Os gastos estão classificados no orçamento federal como despesas obrigatórias sujeitas a controle de fluxo pelo Poder Executivo. O aumento integra uma expansão de R$ 145,1 bilhões nas despesas obrigatórias previstas para o próximo ano e aparece entre os pontos de atenção para o cumprimento do limite de gastos primários estabelecido pelo arcabouço fiscal.
O Proagro é um dos principais instrumentos de proteção do produtor rural diante de perdas provocadas por eventos adversos. O programa permite a cobertura de parcelas de financiamentos de custeio rural em situações previstas nas regras de contratação, como determinados eventos climáticos que comprometem a produção.
A ampliação prevista no orçamento ocorre em um cenário de maior demanda por mecanismos de proteção diante da recorrência de eventos climáticos que afetam a produção agropecuária. Para o governo, a recomposição dos recursos representa uma elevação da despesa pública, enquanto para o setor produtivo amplia o espaço orçamentário para fazer frente às indenizações e demais compromissos associados ao programa.
A proposta também considera um cenário macroeconômico com Selic média de 12,53% e câmbio médio projetado em R$ 5,22 por dólar. Esses parâmetros influenciam as condições de financiamento e os custos das operações de crédito rural, além de afetarem o ambiente econômico em que os programas de apoio ao produtor serão executados.

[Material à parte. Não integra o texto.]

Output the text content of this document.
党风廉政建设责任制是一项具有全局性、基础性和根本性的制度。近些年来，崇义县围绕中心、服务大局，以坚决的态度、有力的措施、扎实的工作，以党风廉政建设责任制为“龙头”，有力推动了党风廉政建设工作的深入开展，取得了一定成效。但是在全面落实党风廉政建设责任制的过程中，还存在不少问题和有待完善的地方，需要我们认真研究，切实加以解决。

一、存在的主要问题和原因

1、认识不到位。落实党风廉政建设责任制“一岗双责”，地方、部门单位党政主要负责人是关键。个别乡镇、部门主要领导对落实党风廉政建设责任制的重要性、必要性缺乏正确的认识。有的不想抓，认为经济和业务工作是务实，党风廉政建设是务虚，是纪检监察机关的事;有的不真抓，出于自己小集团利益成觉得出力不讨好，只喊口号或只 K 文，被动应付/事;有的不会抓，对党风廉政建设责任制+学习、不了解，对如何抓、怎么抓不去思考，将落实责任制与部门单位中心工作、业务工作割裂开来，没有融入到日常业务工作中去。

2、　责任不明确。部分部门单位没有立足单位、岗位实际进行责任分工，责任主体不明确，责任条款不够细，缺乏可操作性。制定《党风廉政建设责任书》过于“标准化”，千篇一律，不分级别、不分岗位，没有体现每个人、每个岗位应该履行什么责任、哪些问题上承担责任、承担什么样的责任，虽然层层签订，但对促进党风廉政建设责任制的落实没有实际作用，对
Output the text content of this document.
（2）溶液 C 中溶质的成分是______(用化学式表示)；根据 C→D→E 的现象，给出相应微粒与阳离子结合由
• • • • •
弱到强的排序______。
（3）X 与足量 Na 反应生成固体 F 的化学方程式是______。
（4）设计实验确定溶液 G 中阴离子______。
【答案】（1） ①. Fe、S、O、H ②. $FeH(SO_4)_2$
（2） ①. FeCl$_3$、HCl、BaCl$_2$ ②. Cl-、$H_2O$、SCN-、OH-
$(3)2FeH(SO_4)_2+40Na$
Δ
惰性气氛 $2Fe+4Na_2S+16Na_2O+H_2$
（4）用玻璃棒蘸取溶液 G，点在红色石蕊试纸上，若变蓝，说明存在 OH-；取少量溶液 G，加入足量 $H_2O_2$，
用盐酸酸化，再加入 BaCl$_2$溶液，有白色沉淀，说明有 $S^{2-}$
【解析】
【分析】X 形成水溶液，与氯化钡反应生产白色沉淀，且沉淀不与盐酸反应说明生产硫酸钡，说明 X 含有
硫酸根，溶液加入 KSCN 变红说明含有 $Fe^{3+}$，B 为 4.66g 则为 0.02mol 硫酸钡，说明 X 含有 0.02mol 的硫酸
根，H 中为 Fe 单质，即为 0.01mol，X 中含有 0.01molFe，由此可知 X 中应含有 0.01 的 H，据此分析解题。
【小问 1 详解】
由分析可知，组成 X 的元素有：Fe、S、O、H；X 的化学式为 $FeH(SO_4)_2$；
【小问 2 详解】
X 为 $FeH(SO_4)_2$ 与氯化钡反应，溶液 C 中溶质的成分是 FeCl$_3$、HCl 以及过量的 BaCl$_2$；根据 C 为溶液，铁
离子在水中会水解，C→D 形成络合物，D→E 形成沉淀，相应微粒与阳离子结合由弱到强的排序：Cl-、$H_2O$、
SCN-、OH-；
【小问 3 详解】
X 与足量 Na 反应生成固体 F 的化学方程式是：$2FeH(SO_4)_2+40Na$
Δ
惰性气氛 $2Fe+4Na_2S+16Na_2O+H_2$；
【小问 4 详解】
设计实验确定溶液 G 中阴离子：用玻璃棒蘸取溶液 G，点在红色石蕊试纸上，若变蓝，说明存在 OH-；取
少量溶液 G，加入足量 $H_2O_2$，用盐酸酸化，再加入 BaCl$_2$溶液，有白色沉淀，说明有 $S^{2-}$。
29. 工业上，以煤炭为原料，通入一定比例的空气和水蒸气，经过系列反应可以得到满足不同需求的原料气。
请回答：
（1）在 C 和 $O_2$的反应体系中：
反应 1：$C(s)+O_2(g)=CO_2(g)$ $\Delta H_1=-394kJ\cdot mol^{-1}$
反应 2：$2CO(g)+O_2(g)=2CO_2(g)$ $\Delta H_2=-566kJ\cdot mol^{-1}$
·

O aumento das despesas com Proagro e subvenções, portanto, ocorre em meio ao desafio do governo de conciliar a manutenção dos mecanismos de apoio à atividade agropecuária com o controle das despesas obrigatórias e o cumprimento das regras fiscais.
O PLOA ainda precisa tramitar no Congresso Nacional e pode sofrer alterações durante a análise e votação do Orçamento de 2027.